The Congress of Aboriginal Peoples is urging Members of Parliament to vote in favour of a Senate amendment to Bill S-2 that would remove the second-generation cut-off from the Indian Act.
The Senate passed Bill S-2 with the amendment on December 4, sending the legislation to the House of Commons for consideration. The second-generation cut-off removes Indian status after two consecutive generations parent with a non-status person, a policy CAP says has caused decades of harm to Indigenous families across the country.
CAP argues the rule has led to the loss of legal recognition, identity, and access to rights tied to Indian status, including cultural connection and the ability to pass status on to future generations. The organization describes the cut-off as government-imposed erosion of identity rather than an administrative issue.

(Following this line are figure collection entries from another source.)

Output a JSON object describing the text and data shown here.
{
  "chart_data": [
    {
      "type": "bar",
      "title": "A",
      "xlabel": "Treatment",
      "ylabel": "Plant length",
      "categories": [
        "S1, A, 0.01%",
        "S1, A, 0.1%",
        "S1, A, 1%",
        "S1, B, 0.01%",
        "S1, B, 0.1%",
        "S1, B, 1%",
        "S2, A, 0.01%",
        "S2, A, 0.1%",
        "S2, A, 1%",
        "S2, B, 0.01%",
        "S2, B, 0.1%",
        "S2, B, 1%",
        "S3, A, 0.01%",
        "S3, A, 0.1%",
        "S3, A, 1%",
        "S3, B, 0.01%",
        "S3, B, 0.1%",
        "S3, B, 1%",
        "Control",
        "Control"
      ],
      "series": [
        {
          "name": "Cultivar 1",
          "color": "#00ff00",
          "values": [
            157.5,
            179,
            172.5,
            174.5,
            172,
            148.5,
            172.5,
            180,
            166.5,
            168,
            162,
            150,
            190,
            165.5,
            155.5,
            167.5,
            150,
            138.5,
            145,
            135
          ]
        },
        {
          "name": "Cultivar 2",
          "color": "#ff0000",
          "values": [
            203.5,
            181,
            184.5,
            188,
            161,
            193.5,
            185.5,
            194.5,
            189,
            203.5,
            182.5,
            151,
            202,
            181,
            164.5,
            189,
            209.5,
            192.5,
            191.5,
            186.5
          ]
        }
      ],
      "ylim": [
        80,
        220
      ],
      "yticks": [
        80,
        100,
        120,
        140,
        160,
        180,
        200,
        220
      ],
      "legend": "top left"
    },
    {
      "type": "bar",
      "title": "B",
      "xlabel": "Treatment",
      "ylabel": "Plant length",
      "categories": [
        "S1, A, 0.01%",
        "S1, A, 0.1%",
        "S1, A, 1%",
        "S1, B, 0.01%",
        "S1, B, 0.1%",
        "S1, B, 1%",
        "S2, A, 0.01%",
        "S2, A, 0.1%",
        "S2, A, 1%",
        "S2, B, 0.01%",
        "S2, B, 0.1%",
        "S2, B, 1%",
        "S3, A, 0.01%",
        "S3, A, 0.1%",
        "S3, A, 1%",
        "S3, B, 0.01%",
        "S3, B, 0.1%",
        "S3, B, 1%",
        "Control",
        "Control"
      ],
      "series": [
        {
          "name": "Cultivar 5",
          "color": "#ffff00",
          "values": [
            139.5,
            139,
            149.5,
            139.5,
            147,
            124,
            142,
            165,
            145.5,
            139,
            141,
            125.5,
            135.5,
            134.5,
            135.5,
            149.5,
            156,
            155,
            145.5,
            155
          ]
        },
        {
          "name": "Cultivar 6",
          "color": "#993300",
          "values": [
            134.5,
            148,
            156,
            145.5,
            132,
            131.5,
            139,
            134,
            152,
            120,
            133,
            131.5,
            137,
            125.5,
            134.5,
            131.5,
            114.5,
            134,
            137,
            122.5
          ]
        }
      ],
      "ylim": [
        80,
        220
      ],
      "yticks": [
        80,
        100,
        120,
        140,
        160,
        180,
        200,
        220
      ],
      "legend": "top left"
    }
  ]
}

The Senate amendment would restore a one-parent transmission rule, allowing parents with status to pass it on to their children regardless of the other parent’s status. CAP says Indigenous leaders and organizations have long called for this change and that the Senate’s decision reflects that demand.
National Chief Brendan Moore says Canada cannot claim reconciliation while maintaining laws that erase Indigenous people generation by generation. CAP stresses that ending the second-generation cut-off is a human rights issue, not a special-interest request.
With Bill S-2 now before the House of Commons, CAP is calling on MPs from all parties to pass the Senate amendment and end the discrimination without delay.